Last night a conversation with Little A triggered a memory I have long overlooked. I was explaining to him how my late father used to be very strict on me during our english and math lessons at home. I told Little A how that did not discourage me, in fact it made me even more determined to prove myself better, and that I would study really hard just to show him that I could. I told Little A how once, when I was in high school, my English essay got picked to be one of the best essays. I told him how when I went home, I brought the essay with me and showed it to his late grandfather. With pride nonetheless. I told Little A I gave my essay to him.

Little A then asked me.


'Where did he keep it?'


This question was like a big pang to my memory. I then remembered how my father used to keep the cards I gave him. Secretly. Without me even knowing. I can't recall when I actually found his stash, but when I found it I was a little surprised and flattered. He kept, all the handmade cards I could remember I ever made for him, inside this small drawer in his cupboard. I never knew he actually really cared about those cards that much, let alone having kept them. But there they were, in a stash, inside his drawer.

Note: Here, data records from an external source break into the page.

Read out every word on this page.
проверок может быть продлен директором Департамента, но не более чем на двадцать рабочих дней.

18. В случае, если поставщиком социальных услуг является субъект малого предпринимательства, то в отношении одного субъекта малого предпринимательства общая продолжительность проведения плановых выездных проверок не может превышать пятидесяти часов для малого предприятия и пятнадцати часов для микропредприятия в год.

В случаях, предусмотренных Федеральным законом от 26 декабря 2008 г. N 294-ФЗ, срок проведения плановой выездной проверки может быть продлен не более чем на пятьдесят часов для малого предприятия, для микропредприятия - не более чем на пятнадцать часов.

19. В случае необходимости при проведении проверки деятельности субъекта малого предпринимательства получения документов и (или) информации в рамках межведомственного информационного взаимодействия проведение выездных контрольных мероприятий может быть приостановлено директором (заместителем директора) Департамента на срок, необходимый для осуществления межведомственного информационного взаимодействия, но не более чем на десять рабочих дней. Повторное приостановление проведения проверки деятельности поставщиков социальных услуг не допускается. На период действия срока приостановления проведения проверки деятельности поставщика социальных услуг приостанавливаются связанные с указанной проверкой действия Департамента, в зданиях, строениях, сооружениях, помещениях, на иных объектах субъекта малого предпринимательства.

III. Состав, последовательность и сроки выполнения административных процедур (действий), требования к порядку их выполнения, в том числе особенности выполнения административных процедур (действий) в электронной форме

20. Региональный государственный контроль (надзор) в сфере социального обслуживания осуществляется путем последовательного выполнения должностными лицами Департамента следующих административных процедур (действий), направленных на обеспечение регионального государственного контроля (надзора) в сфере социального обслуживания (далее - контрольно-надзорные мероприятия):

The sight of his stash of cards flashed through my memory like a sudden bolt of nostalgia. And I could not help but feel that helpless sense of forgetting something important, but having lost every chance to grab it back. I wondered where that essay paper went to. Did I really let him keep it? If so, did he keep it somewhere safe? And where are the cards now?

When he passed, everything was a blur. Everything flashed by very quickly, while I was still struggling to catch up with the fact that he was suddenly gone. All the more important bits were taken care of, and all the more significant things were brought along.

But really, what of the less important things? Like his stash of memorabilia.





I realized it was now about 10 years too late for me to think about that important stash of his. And suddenly I missed him so very much.


Al-Fatihah.

My late Father.
1958-2008


May Allah grant him ease in the hereafter. May he be placed among the righteous, and may we be reunited in Jannah. Aameeen.